The attack area of embedded systems is large. The software must not only be secure in friendly operational conditions but also be resilient in a hostile environment where data may be compromised.
Verifying that your software products are secure in these circumstances is hard. Despite development of a variety of techniques to aid the verification, teams struggle with the integration of these methods into their software development process. In part because good, integrated and supported tooling that takes off some of the burden and that lowers the cost of getting started is missing.
At Riscure, we have been working to address those struggles that we see time and time again in embedded software development teams. In this blog post, we consider a basic workflow for improving the effectiveness of a fuzzing analysis to find logical flaws in hostile execution environments.
Fuzzing in a Nutshell
Fuzzing is a dynamic analysis to root out bad behaviors of programs on particular inputs. Of course, we are most concerned with bad behaviors that can be escalated by an attacker to an exploit, such as buffer overflow vulnerabilities. To find those bad behaviors, the fuzzing engine probes an instrumented version of the program under test with a large set of inputs. The instrumentation helps to detect the behaviors we are interested in and to extract useful information from the program execution when they occur.
A central question in fuzzing is how the fuzzing engine should generate the probing inputs. In general, the complete input space is very large, so exhaustive and completely random testing is impractical. Hence, we want to guide the fuzzer to explore the input spaces more effectively. At the same time, we do not want to confine the engine too much because we are trying to expect the unexpected and reveal surprising bad behaviors.
Coverage as a Metric
A technique to guide the fuzzer’s exploration of the input space that is widely applicable is coverage guiding. The fuzzing engine starts with one or more seed inputs and makes pseudo-random mutations while measuring the coverage of the code under test. The input mutation process is biased towards variations that grow code coverage. This causes the engine to explore the input space in a way that reveals more program behaviors, increasing the chances of finding unexpected program paths that lead to vulnerabilities.
This is a compelling story. When one hears it for the first time, it sounds like fuzzing requires minimal effort from a developer: the engine does all the hard work, right?

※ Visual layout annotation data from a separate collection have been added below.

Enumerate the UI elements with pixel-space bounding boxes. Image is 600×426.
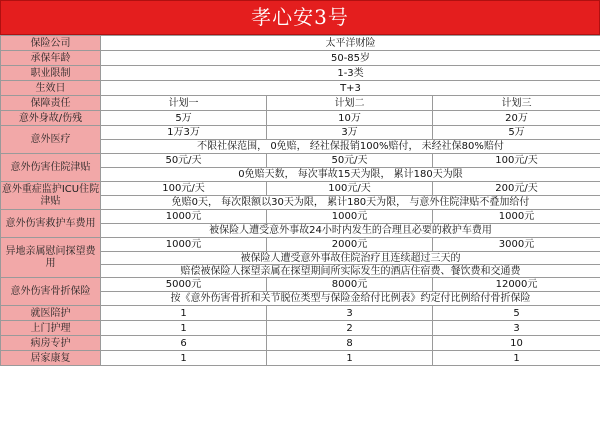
icu-note: 免赔0天， 每次限额以30天为限， 累计180天为限， 与意外住院津贴不叠加给付 — [101, 196, 600, 210]
table-row — [1, 321, 600, 336]
home-rehab-plan-1: 1 — [101, 351, 267, 366]
accident-medical-label: 意外医疗 — [1, 126, 101, 154]
job-label: 职业限制 — [1, 66, 101, 81]
accident-medical-plan-2: 3万 — [267, 126, 433, 140]
coverage-label: 保障责任 — [1, 96, 101, 111]
relatives-visit-plan-1: 1000元 — [101, 238, 267, 252]
job-value: 1-3类 — [101, 66, 600, 81]
effective-value: T+3 — [101, 81, 600, 96]
plan-1-header: 计划一 — [101, 96, 267, 111]
icu-label: 意外重症监护ICU住院津贴 — [1, 182, 101, 210]
hospital-allowance-plan-1: 50元/天 — [101, 154, 267, 168]
table-row — [1, 351, 600, 366]
accident-medical-plan-3: 5万 — [433, 126, 600, 140]
plan-3-header: 计划三 — [433, 96, 600, 111]
fracture-plan-3: 12000元 — [433, 278, 600, 292]
table-row — [1, 126, 600, 140]
home-care-plan-1: 1 — [101, 321, 267, 336]
clinic-escort-plan-2: 3 — [267, 306, 433, 321]
relatives-visit-plan-3: 3000元 — [433, 238, 600, 252]
fracture-label: 意外伤害骨折保险 — [1, 278, 101, 306]
fracture-plan-2: 8000元 — [267, 278, 433, 292]
effective-label: 生效日 — [1, 81, 101, 96]
relatives-visit-label: 异地亲属慰问探望费用 — [1, 238, 101, 278]
ambulance-note: 被保险人遭受意外事故24小时内发生的合理且必要的救护车费用 — [101, 224, 600, 238]
table-row — [1, 66, 600, 81]
table-row — [1, 306, 600, 321]
home-rehab-plan-2: 1 — [267, 351, 433, 366]
ambulance-plan-3: 1000元 — [433, 210, 600, 224]
hospital-allowance-plan-2: 50元/天 — [267, 154, 433, 168]
ambulance-plan-1: 1000元 — [101, 210, 267, 224]
ambulance-label: 意外伤害救护车费用 — [1, 210, 101, 238]
company-label: 保险公司 — [1, 36, 101, 51]
hospital-allowance-label: 意外伤害住院津贴 — [1, 154, 101, 182]
home-care-plan-3: 3 — [433, 321, 600, 336]
ward-care-label: 病房专护 — [1, 336, 101, 351]
icu-plan-3: 200元/天 — [433, 182, 600, 196]
fracture-note: 按《意外伤害骨折和关节脱位类型与保险金给付比例表》约定付比例给付骨折保险 — [101, 292, 600, 306]
company-value: 太平洋财险 — [101, 36, 600, 51]
table-row — [1, 336, 600, 351]
home-rehab-plan-3: 1 — [433, 351, 600, 366]
clinic-escort-plan-1: 1 — [101, 306, 267, 321]
relatives-visit-note-1: 被保险人遭受意外事故住院治疗且连续超过三天的 — [101, 252, 600, 265]
table-row — [1, 111, 600, 126]
home-care-plan-2: 2 — [267, 321, 433, 336]
insurance-plan-table — [0, 35, 600, 366]
ward-care-plan-1: 6 — [101, 336, 267, 351]
accident-medical-note: 不限社保范围， 0免赔， 经社保报销100%赔付， 未经社保80%赔付 — [101, 140, 600, 154]
age-value: 50-85岁 — [101, 51, 600, 66]
home-rehab-label: 居家康复 — [1, 351, 101, 366]
clinic-escort-label: 就医陪护 — [1, 306, 101, 321]
clinic-escort-plan-3: 5 — [433, 306, 600, 321]
hospital-allowance-note: 0免赔天数， 每次事故15天为限， 累计180天为限 — [101, 168, 600, 182]
table-row — [1, 278, 600, 292]
home-care-label: 上门护理 — [1, 321, 101, 336]
ambulance-plan-2: 1000元 — [267, 210, 433, 224]
icu-plan-2: 100元/天 — [267, 182, 433, 196]
accident-death-plan-1: 5万 — [101, 111, 267, 126]
table-row — [1, 210, 600, 224]
table-row — [1, 81, 600, 96]
relatives-visit-plan-2: 2000元 — [267, 238, 433, 252]
ward-care-plan-3: 10 — [433, 336, 600, 351]
page-title: 孝心安3号 — [0, 0, 600, 35]
plan-header-row — [1, 96, 600, 111]
table-row — [1, 182, 600, 196]
ward-care-plan-2: 8 — [267, 336, 433, 351]
icu-plan-1: 100元/天 — [101, 182, 267, 196]
age-label: 承保年龄 — [1, 51, 101, 66]
plan-2-header: 计划二 — [267, 96, 433, 111]
relatives-visit-note-2: 赔偿被保险人探望亲属在探望期间所实际发生的酒店住宿费、餐饮费和交通费 — [101, 265, 600, 278]
accident-death-plan-3: 20万 — [433, 111, 600, 126]
accident-death-plan-2: 10万 — [267, 111, 433, 126]
table-row — [1, 238, 600, 252]
table-row — [1, 51, 600, 66]
table-row — [1, 154, 600, 168]
table-row — [1, 36, 600, 51]
fracture-plan-1: 5000元 — [101, 278, 267, 292]
accident-medical-plan-1: 1万3万 — [101, 126, 267, 140]
accident-death-label: 意外身故/伤残 — [1, 111, 101, 126]
hospital-allowance-plan-3: 100元/天 — [433, 154, 600, 168]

As always, there is no free lunch. The effectiveness of fuzzing campaigns still depends on the chances of the engine stumbling on an input that reveals new program behaviors. Off-the-shelf fuzzing engines like libfuzzer and AFL see inputs as mere binary blobs and have no preconceived notion of what input variations are meaningful to the program. When we are interested in program behaviors that occur only from a small subset of those inputs (for example, inputs that have more structure), then we have to help the fuzzer explore those inputs.
Visualizing Coverage in Real-Time
Writing a good fuzz test that will sufficiently exercise many program behaviors is challenging. It is a cooperative game between the fuzzing tool and the developer that deploys the tool. The developer needs to bring knowledge about interesting program inputs to the table and help translate the low-level mutations of the fuzzing engine to interesting variations of the program inputs. Variations that are likely to trigger new coverage.
To be able to do that, we need to be able to see which behaviors we manage to exercise and which still elude us. Code coverage is our proxy measure, so let’s visualize that.
Executing a fuzz test with Riscure True Code spawns multiple processes that run the fuzzing engine cooperatively. The engines comprise a corpus of inputs representative of all the inputs that it tried, in the sense that they are enough to cover all the control-flow paths that the engine has seen so far.
True Code uses this corpus to compute the coverage of source code of the performed analysis and presents this in a live view during test execution. As fuzzing progresses, more code paths will turn from red (not covered) to green (sufficiently covered).
This interactive coverage visualization makes this easy to see when the engine struggles to exercise certain program behaviors. If that is the case, we will have to tweak the setup of the fuzz test, but that is a story for a different time.
We have looked at the basic workflow for setting up fuzz tests as a cooperative exercise between a developer and his machine, measuring success by code coverage. Setting up fuzz tests and the code coverage machinery can be a time-consuming exercise. Riscure True Code eases the burden with support for out-of-the-box real-time coverage visualization.